Higher interest rates have led banks to increase mortgage costs. But savings rates are not rising as fast, sparking a 14-point “action plan” by the Financial Conduct Authority (FCA) which seeks to crackdown on the UK savings market.

The FCA unveiled the plan on Monday (July 31), after it found the UK’s largest banks including Lloyds, NatWest, HSBC and Santander had passed on just over a quarter (28 per cent) of UK interest rates rises to the most popular savings accounts between January 2022 to May 2023.

If interest rates are higher, people pay more to borrow on products such as variable rate mortgages - the flip side is that saving rates should also increase. But while the Bank of England interest rate rose from 0.25 per cent to 4.5 per cent, interest rates on these accounts rose on average from 0.07 per cent to only 1.25 per cent during this time.

Fixed-term saving accounts were also hit, with only 51 per cent of interest rate rises passed on to customers.

And while customers continue to struggle through a cost of living crisis, the banks’ top bosses are enjoying bumper pay packets. Lloyds Banking Group chief executive, Charles Nunn, tops the list of big earners taking home £3.8 million in 2022, followed by Santander CEO, Mike Regnier, laughing all the way to the bank with £2.4m.

UK bank CEO salary packages 2002

Here are the full salary packages for the CEO of each of the under-fire banks, according to each bank’s 2022 annual report:

  • Lloyds: Charlie Nunn - £3.8 million
  • Santander UK: Mike Regnier - £2.4 million (took job in April 2022)
  • Nationwide: Joe Garner - £2.1 million (since replaced by Debbie Crosbie)
  • Barclays UK: Matt Hammerstein - £1.8 million
  • NatWest: Alison Rose - £5.3 million
  • HSBC UK: Ian Stuart - £3.2 million
  • TSB: Robin Bulloch - £1.8m
  • Virgin Money: David Duffy - £2.3 million

In February, NatWest was accused of “unjust” profiteering as boss Alison Rose received a £5.2m pay package. NatWest also upped its bonus pool for bankers after the lender pulled in its biggest profit since 2007 on the back of higher mortgage costs.

NatWest chair Howard Davies defended the bank’s decisions, claiming the bonus pool was up “from a particularly low level” and that the bank was paying its executives less than some of its peers.

Sheldon Mills, the FCA’s executive director, said: “Our opinion is that, absent exceptional circumstances, you should be thinking [of changing savings rates] within a couple of weeks of a base rate change and going through your pricing decisions to move your savings rates. And that is all about getting the value to the savers.

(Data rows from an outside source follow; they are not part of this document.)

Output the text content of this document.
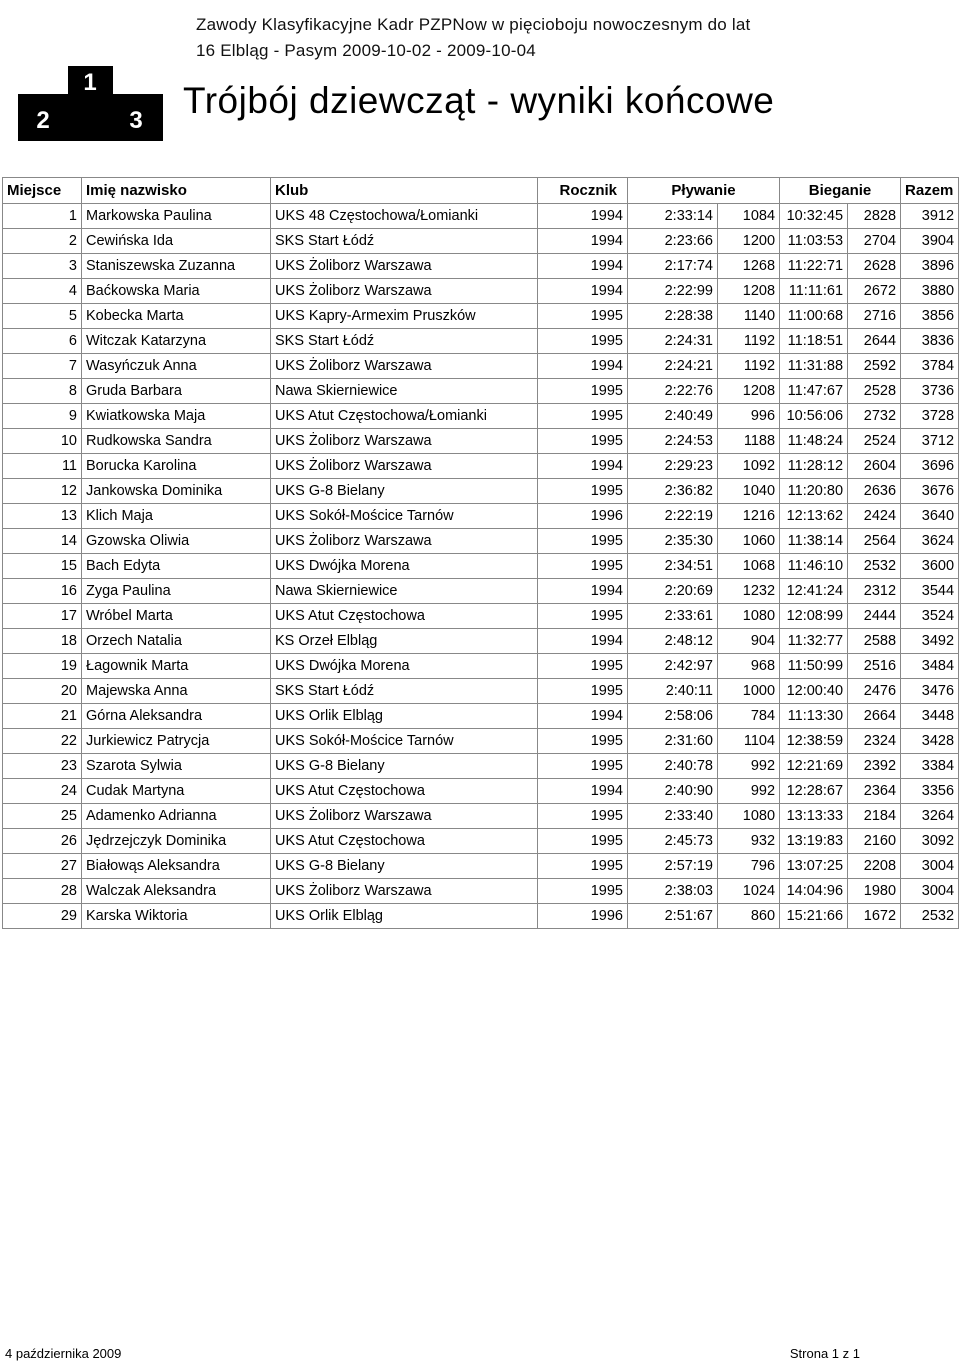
1
2	3
Zawody Klasyfikacyjne Kadr PZPNow w pięcioboju nowoczesnym do lat
16 Elbląg - Pasym 2009-10-02 - 2009-10-04
Trójbój dziewcząt - wyniki końcowe
Miejsce	Imię nazwisko	Klub	Rocznik	Pływanie		Bieganie		Razem
1	Markowska Paulina	UKS 48 Częstochowa/Łomianki	1994	2:33:14	1084	10:32:45	2828	3912
2	Cewińska Ida	SKS Start Łódź	1994	2:23:66	1200	11:03:53	2704	3904
3	Staniszewska Zuzanna	UKS Żoliborz Warszawa	1994	2:17:74	1268	11:22:71	2628	3896
4	Baćkowska Maria	UKS Żoliborz Warszawa	1994	2:22:99	1208	11:11:61	2672	3880
5	Kobecka Marta	UKS Kapry-Armexim Pruszków	1995	2:28:38	1140	11:00:68	2716	3856
6	Witczak Katarzyna	SKS Start Łódź	1995	2:24:31	1192	11:18:51	2644	3836
7	Wasyńczuk Anna	UKS Żoliborz Warszawa	1994	2:24:21	1192	11:31:88	2592	3784
8	Gruda Barbara	Nawa Skierniewice	1995	2:22:76	1208	11:47:67	2528	3736
9	Kwiatkowska Maja	UKS Atut Częstochowa/Łomianki	1995	2:40:49	996	10:56:06	2732	3728
10	Rudkowska Sandra	UKS Żoliborz Warszawa	1995	2:24:53	1188	11:48:24	2524	3712
11	Borucka Karolina	UKS Żoliborz Warszawa	1994	2:29:23	1092	11:28:12	2604	3696
12	Jankowska Dominika	UKS G-8 Bielany	1995	2:36:82	1040	11:20:80	2636	3676
13	Klich Maja	UKS Sokół-Mościce Tarnów	1996	2:22:19	1216	12:13:62	2424	3640
14	Gzowska Oliwia	UKS Żoliborz Warszawa	1995	2:35:30	1060	11:38:14	2564	3624
15	Bach Edyta	UKS Dwójka Morena	1995	2:34:51	1068	11:46:10	2532	3600
16	Zyga Paulina	Nawa Skierniewice	1994	2:20:69	1232	12:41:24	2312	3544
17	Wróbel Marta	UKS Atut Częstochowa	1995	2:33:61	1080	12:08:99	2444	3524
18	Orzech Natalia	KS Orzeł Elbląg	1994	2:48:12	904	11:32:77	2588	3492
19	Łagownik Marta	UKS Dwójka Morena	1995	2:42:97	968	11:50:99	2516	3484
20	Majewska Anna	SKS Start Łódź	1995	2:40:11	1000	12:00:40	2476	3476
21	Górna Aleksandra	UKS Orlik Elbląg	1994	2:58:06	784	11:13:30	2664	3448
22	Jurkiewicz Patrycja	UKS Sokół-Mościce Tarnów	1995	2:31:60	1104	12:38:59	2324	3428
23	Szarota Sylwia	UKS G-8 Bielany	1995	2:40:78	992	12:21:69	2392	3384
24	Cudak Martyna	UKS Atut Częstochowa	1994	2:40:90	992	12:28:67	2364	3356
25	Adamenko Adrianna	UKS Żoliborz Warszawa	1995	2:33:40	1080	13:13:33	2184	3264
26	Jędrzejczyk Dominika	UKS Atut Częstochowa	1995	2:45:73	932	13:19:83	2160	3092
27	Białowąs Aleksandra	UKS G-8 Bielany	1995	2:57:19	796	13:07:25	2208	3004
28	Walczak Aleksandra	UKS Żoliborz Warszawa	1995	2:38:03	1024	14:04:96	1980	3004
29	Karska Wiktoria	UKS Orlik Elbląg	1996	2:51:67	860	15:21:66	1672	2532
4 października 2009	Strona 1 z 1
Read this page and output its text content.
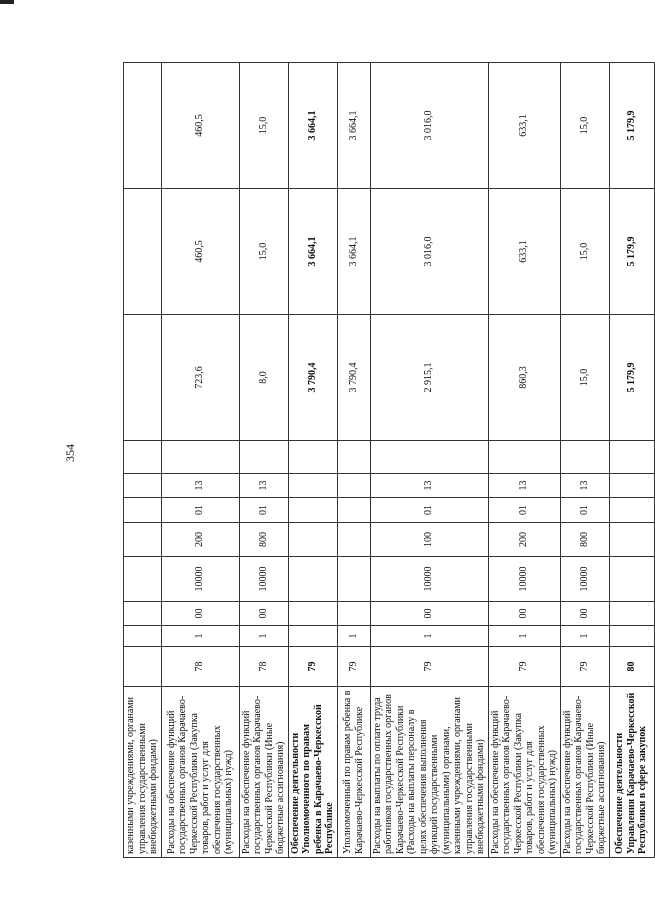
354
казенными учреждениями, органами управления государственными внебюджетными фондами)											
Расходы на обеспечение функций государственных органов Карачаево-Черкесской Республики (Закупка товаров, работ и услуг для обеспечения государственных (муниципальных) нужд)	78	1	00	10000	200	01	13		723,6	460,5	460,5
Расходы на обеспечение функций государственных органов Карачаево-Черкесской Республики (Иные бюджетные ассигнования)	78	1	00	10000	800	01	13		8,0	15,0	15,0
Обеспечение деятельности Уполномоченного по правам ребенка в Карачаево-Черкесской Республике	79								3 790,4	3 664,1	3 664,1
Уполномоченный по правам ребенка в Карачаево-Черкесской Республике	79	1							3 790,4	3 664,1	3 664,1
Расходы на выплаты по оплате труда работников государственных органов Карачаево-Черкесской Республики (Расходы на выплаты персоналу в целях обеспечения выполнения функций государственными (муниципальными) органами, казенными учреждениями, органами управления государственными внебюджетными фондами)	79	1	00	10000	100	01	13		2 915,1	3 016,0	3 016,0
Расходы на обеспечение функций государственных органов Карачаево-Черкесской Республики (Закупка товаров, работ и услуг для обеспечения государственных (муниципальных) нужд)	79	1	00	10000	200	01	13		860,3	633,1	633,1
Расходы на обеспечение функций государственных органов Карачаево-Черкесской Республики (Иные бюджетные ассигнования)	79	1	00	10000	800	01	13		15,0	15,0	15,0
Обеспечение деятельности Управления Карачаево-Черкесской Республики в сфере закупок	80								5 179,9	5 179,9	5 179,9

“We want a competitive cash savings market that delivers better deals for savers, where interest rates are reviewed quickly following base rate changes and firms prompt savers to switch to accounts paying higher rates. We welcome the progress that has been made so far but this needs to speed up.”

Banks with the lowest saving rates will have to justify their rates by the end of August, with those failing to do so facing action from the FCA including fines.

Speaking to the BBC’s Today programme in July, Harriett Baldwin, chair of the Treasury Select Committee, said the committee had been putting pressure on the banks “all year” over concerns. She said: “We’re quite sure these rates are measly and that the banks are not treating our constituents fairly.”